WHO: Nearly 1.2 Million Teens Die Every Year From Mostly Preventable Causes

According to new research from the World Health Organization (WHO), across the globe, nearly 1.2 million adolescents die each year – more than 3,000 per day – largely from preventable causes

The most common causes of death among adolescents are road traffic injuries, lower respiratory infections, and suicide, the report found.

More than two-thirds of the deaths occurred in low- and middle-income countries in Africa and South-East Asia.

The majority of these deaths could be prevented with access to good health services, education, and social support, researchers say. However, in many cases, teens who suffer from mental health disorders, substance use, or poor nutrition cannot get these critical prevention and care services – either because the services do not exist where they live or because they do not know about them.

Additionally, many behaviors that affect health later in life, including poor diet, lack of exercise, and risky sexual behavior tend to start in adolescence.

“Adolescents have been entirely absent from national health plans for decades,” WHO Assistant Director-General Dr. Flavia Bustreo said in a statement. “Relatively small investments focused on adolescents now will not only result in healthy and empowered adults who thrive and contribute positively to their communities, but it will also result in healthier future generations, yielding enormous returns.”

The leading cause of death among 10- to 19-year-olds in 2015 was road injuries, resulting in 115,000 deaths. Older teen boys aged 15 to 19 were disproportionately affected. Most young people killed in road crashes were pedestrians, cyclists and motorcyclists.

For girls, it’s a completely different story. Pregnancy complications, including hemorrhage, sepsis, obstructed labor, and complications from unsafe abortions, are the top cause of death among 15- to 19-year-old girls.

For younger teen girls aged 10 to 14, lower respiratory infections, such as pneumonia – often a result of indoor air pollution from cooking with dirty fuels – accounted for the most deaths in 2015.

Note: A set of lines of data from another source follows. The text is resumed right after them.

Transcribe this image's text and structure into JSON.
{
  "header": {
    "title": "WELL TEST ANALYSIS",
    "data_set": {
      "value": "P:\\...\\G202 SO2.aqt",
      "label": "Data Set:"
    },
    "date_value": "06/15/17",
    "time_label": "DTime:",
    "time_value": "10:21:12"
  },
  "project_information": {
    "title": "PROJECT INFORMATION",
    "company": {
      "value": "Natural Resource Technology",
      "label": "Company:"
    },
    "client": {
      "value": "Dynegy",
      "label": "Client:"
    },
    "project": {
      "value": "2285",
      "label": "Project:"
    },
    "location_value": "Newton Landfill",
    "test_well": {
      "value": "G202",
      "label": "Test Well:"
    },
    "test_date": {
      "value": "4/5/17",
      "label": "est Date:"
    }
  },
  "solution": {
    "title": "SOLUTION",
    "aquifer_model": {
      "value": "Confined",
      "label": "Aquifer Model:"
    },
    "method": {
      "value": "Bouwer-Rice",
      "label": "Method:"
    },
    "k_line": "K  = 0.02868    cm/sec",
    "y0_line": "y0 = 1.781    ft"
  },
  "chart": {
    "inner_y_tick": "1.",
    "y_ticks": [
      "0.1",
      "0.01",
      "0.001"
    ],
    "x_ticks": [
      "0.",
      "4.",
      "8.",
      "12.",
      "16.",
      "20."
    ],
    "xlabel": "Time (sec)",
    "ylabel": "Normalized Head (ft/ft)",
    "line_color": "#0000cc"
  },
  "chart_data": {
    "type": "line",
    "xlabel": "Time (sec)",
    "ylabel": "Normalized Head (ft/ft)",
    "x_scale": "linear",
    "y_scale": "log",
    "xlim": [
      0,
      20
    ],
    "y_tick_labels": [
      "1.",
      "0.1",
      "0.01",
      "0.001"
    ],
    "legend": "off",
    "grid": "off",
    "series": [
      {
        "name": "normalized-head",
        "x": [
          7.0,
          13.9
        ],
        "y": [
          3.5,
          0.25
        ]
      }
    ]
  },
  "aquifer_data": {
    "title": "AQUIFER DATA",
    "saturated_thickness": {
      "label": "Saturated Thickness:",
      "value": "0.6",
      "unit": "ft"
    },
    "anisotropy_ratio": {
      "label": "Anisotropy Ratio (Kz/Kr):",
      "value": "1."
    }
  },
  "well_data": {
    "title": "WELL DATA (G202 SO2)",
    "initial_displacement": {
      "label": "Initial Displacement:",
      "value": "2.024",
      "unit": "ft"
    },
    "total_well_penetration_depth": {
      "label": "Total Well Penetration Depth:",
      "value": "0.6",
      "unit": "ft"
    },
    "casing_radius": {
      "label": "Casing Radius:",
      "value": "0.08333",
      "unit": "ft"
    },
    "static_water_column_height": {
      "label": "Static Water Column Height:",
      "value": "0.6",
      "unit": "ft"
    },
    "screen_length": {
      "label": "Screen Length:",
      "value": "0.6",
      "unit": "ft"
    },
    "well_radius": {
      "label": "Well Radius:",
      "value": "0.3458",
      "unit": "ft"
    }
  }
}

The report also found that adolescents are at very high risk for self-harm and suicide. Those two factors – suicide and accidental death from self-harm – made up the third leading cause of death for teens in 2015, claiming about 67,000 lives worldwide. Self-harm largely occurs in older teens and is the second leading cause of death in older teen girls.

The report also makes wide-ranging recommendations for ways to improve adolescent health and details how countries can deliver such programs. These include comprehensive sex education in schools, higher age limits for alcohol consumption, laws mandating seat-belts and helmets, reducing access to and misuse of firearms, reducing indoor air pollution through cleaner cooking fuels, and increasing access to safe water, sanitation, and hygiene.

“Improving the way health systems serve adolescents is just one part of improving their health,” said Dr. Anthony Costello, director of maternal, newborn, child and adolescent health at WHO. “Parents, families, and communities are extremely important, as they have the greatest potential to positively influence adolescent behavior and health.”